Editors note: CPA fully agrees that we must fix dollar overvaluation to fix the trade deficit. We disagree with our good friend Rob Scott on his assessment of tariffs, which are important for national security, to optimize the composition of trade and jobs and to fix foreign trade cheating.
During the 2016 presidential campaign, Donald Trump cited my research prominently when making the case that unfair trade with China had grievously hurt workers in the United States. It wasn’t the first time my research had been referenced during a political campaign; Hillary Clinton cited it in a similar manner in 2007. But it was the first time my data informed a subsequent executive branch policy that I view with dismay: namely, the Trump administration’s heavy-handed approach to trade, which has involved imposing $250 billion worth of tariffs on Chinese goods.

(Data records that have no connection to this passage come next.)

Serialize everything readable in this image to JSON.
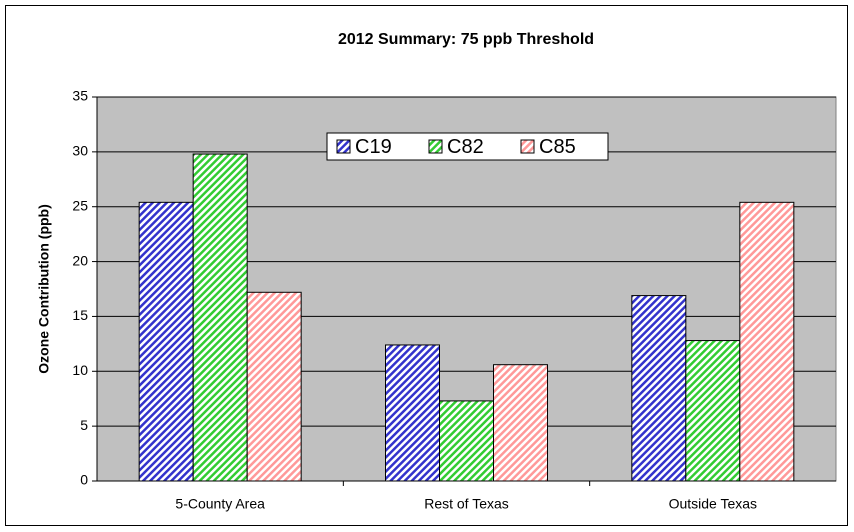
{
  "chart_data": {
    "type": "bar",
    "title": "2012 Summary: 75 ppb Threshold",
    "y_label": "Ozone Contribution (ppb)",
    "categories": [
      "5-County Area",
      "Rest of Texas",
      "Outside Texas"
    ],
    "series": [
      {
        "name": "C19",
        "color": "#3333cc",
        "values": [
          25.4,
          12.4,
          16.9
        ]
      },
      {
        "name": "C82",
        "color": "#33cc33",
        "values": [
          29.8,
          7.3,
          12.8
        ]
      },
      {
        "name": "C85",
        "color": "#ff9999",
        "values": [
          17.2,
          10.6,
          25.4
        ]
      }
    ],
    "ylim": [
      0,
      35
    ],
    "yticks": [
      0,
      5,
      10,
      15,
      20,
      25,
      30,
      35
    ],
    "grid": true,
    "legend": "top"
  }
}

[Robert E. Scott | October 23, 2018 | NY Times]
The president’s tariff approach ignores a more significant problem — the currency misalignment of the dollar and the Chinese yuan — and so could end up doing more harm than good.
Mr. Trump’s presidential campaign sought to channel the anger of many Americans over unfair trade. I understand this anger, having documented in my research the millions of manufacturing jobs lost in the United States as a result of flawed trading relationships with China and Mexico. But rhetoric doesn’t always equal insight, and the president’s approach ignores two key facts.
First, trade deals on their own don’t have much potential to help America’s workers. Contemporary trade agreements may be nominally concerned with rules and tariffs, but their primary outcome has been to tilt the playing field in favor of foreign investors, which merely continues a cycle of outsourced production. Tinkering at the margins, as evidenced by recent rewrites of the United States-Korea Free Trade Agreement and the North American Free Trade Agreement, alters mostly just the optics of trade policy. It sends a message that the president is “being tough.” But it’s unlikely to have a meaningful impact.
The second fact is that currency misalignment — not trade deals — is the single most important driver of growing United States trade deficits. From 1997 to 2014, China purchased $4 trillion in United States Treasury bills and other assets to bid up the value of the dollar relative to the Chinese yuan. (China sold some of its reserves in 2015 and 2016 to stabilize the yuan, but this year it again bought foreign assets to keep the yuan from rising.) This has made China’s currency artificially cheap, creating what is effectively a huge subsidy for Chinese exports to the United States. It also imposes a de facto tax on all United States exports to China.
China is not the only country doing this. Between 2006 and 2013, central banks in roughly 20 nations including China financed virtually all of America’s trade deficit. Growing United States trade deficits with these countries now account for most of the five million manufacturing jobs — and nearly 90,000 factories — lost in the United States in the past two decades. As my latest research demonstrates, trade with China alone has eliminated 3.4 million jobs in the United States since 2001, affecting every state and congressional district. Notably, the hardest-hit industry was not toys or apparel, but computers and electronic parts — long thought to be a source of America’s competitive advantage. It lost 1.2 million jobs.
Growing trade with low-wage countries like China has decimated the earnings of 100 million non-college-educated workers in the United States — two-thirds of the work force. And job losses have devastated entire regions of America’s industrial heartland, especially in the upper Midwest. Not surprisingly, this includes some of the once reliably Democratic states that President Trump carried in the last election.
Although China is no longer officially manipulating the value of its currency, the dollar remains significantly overvalued — in part because China is sitting on more than $3 trillion in foreign assets. The dollar is now overvalued by at least 25 to 30 percent against not just the Chinese yuan but also the Japanese yen and the euro. Notably, the dollar has risen further since Mr. Trump was elected, increasing roughly 6 percent in trade-weighted value since January 2018 alone, which further encumbers domestic manufacturers.
Unfortunately, currency misalignment can’t be fixed by updating trade deals. It’s a global problem driven largely by continuing foreign demand for United States securities and financial assets. Since 2014, private foreign investment in American financial assets has increased the dollar’s real, trade-weighted value by 20 percent. The dollar must be realigned against not just the Chinese yuan but also against the currencies of countries that have been running chronic trade surpluses for many years.
Previous Republican presidents have taken steps to tackle an overvalued dollar. (In 1971, for example, Richard Nixon imposed a temporary import surcharge on all imports; it led to an agreement four months later to lower the dollar’s value.) What’s required is the political will to stand up to powerful actors like Walmart and Apple that benefit from continued currency misalignment. The president should apply leverage on America’s trading partners — a fee on incoming foreign capital, tariff threats or coordinated currency intervention — to realign the dollar.
Congress could try to force the president’s hand, threatening to impose significant taxes on capital inflows to reduce demand for United States financial assets. But the authority to negotiate on currency rests in the hands of the executive. And until President Trump grasps the severity of the dollar problem, making a “great deal” on trade agreements will matter little for United States manufacturers.